The research team at UCLA took advantage of the Cre-lox system to create mice with reduced expression of human mHTT in specific regions of the brain. This approach allowed them to define regions of the brain most influential in the pathogenesis of disease and thus the most important for therapeutic targeting. The key animal used in this approach was the BACHD [FVB/N-Tg(HTT*97Q)IXwy/J, 008197] strain. The bacterial artificial chromosome construct in this strain contains human mHTT with exon 1 flanked by loxP sites. Breeding to a Cre-expressing strain deletes exon 1, diminishing mutant protein expression. The authors used two different Cre-expressing strains in this study. The Emx1-cre transgenic strain utilizes a promoter to drive Cre expression primarily in cortical pyramidal neurons (CPN). They also used an Rgs9-cre transgenic strain to drive Cre expression primarily in striatal medium spiny neurons (MSN). Specific regional expression was validated by breeding these Cre lines, either singularly or together to create double transgenics, to two different reporter strains. The first was B6;129S4-Gt(ROSA)26Sortm1Sor/J (003309) which expresses lacZ in Cre expressing cells. The second strain was B6.Cg-Gt(ROSA)26Sortm3(CAG-EYFP)Hze/J (007903), a yellow fluorescent protein reporter. Following histological validation of brain region-specific expression, the authors bred the Cre transgenics to BACHD to create three cohorts of mice. Line BE (BACHD; Emx1-cre), line BR (BACHD; Rgs9-cre ) and BER (BACHD; Emx1-cre; Rgs9-cre).

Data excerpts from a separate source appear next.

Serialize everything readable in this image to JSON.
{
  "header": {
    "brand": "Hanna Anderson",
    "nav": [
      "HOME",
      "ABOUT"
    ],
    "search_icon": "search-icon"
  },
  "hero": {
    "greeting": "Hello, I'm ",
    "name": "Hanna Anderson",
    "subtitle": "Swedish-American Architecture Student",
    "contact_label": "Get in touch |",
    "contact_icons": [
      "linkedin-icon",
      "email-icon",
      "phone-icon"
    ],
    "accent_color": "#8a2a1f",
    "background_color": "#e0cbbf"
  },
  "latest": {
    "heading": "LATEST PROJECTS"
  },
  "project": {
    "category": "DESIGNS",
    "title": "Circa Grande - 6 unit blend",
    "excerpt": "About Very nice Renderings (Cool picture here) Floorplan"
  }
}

Molecular construct of the BACHD mice
FVB/N-Tg(HTT*97Q)IXwy/J mice (strain 008197, commonly called BACHD) express a neuropathogenic, full-length human mutant Huntingtin (fl-mhtt) gene modified to harbor a loxP-flanked human mutant htt exon 1 sequence (containing 97 mixed CAA-CAG repeats encoding a continuous polyglutamine (polyQ) stretch). Breeding to a Cre-expressing strain enables cell-specific reduction in mutant protein expression.
The authors quantified the regional reduction in mutant HTT protein expression by in situ hybridization and western blots. Compared to BACHD mice, BE mice showed 70% reduction in cortex and 40% reduction in striatum. BR mice showed a 44% reduction in striatum, and the BER mice showed 80% reduction in both cortex and striatum with no reduction in cerebellum. Motor performance was measured using the accelerating rotorod test and spontaneous locomotion by using an automated open-field test. BE mice showed greater improvement in both rotorod and open-field performance than BR mice, whereas the BER mice showed the greatest overall improved performance. Psychiatric-like behaviors for anxiety and depression were also examined using light-dark chambers and force-swim assays, respectively. Both BE and BER mice showed significant improvement while the BR remained essentially unchanged.
The authors also investigated the influence of region specific reduction of mHTT expression on corticostriatal synaptic communication, a known characteristic of HD. The BACHD mice had reduced expression of the presynaptic protein synaptophysin and the postsynaptic proteins actinin-2 and postsynaptic density-95—markers for synaptic neurons with roles implicated in receptor signaling dysfunction. Interestingly, their results suggested that reduced mHTT expression in the CPN (BE mice) not only led to improved pre and postsynaptic marker expression in the genetically targeted cells (cell autonomous correction), but also improved postsynaptic marker expression in the non-genetically targeted cells (non-cell-autonomous correction) of the MSN. In BER mice, all three markers were corrected and were not significantly different than wild-type mice.
Interestingly, the reduction of mHTT in the CPN (BE mice) significantly improved certain aspects of both motor function and psychiatric-like behavioral deficits (anxiety and depression). However, the BE mice still retained evidence of neurodegeneration as indicated by decreased forebrain weight, cortical volume loss and striatal volume loss. Targeting only the MSN (BR mice) demonstrated the least improvement in motor function, psychiatric-like behaviors, and neurodegeneration. Targeting both regions of the brain, cortical and striatal neurons, led to the greatest overall improvement in all of the measured phenotypes. Therefore, these studies provide valuable insight into the regions of the brain requiring reduction of mutant huntingtin protein and set the stage for developing the most appropriate targeted therapy.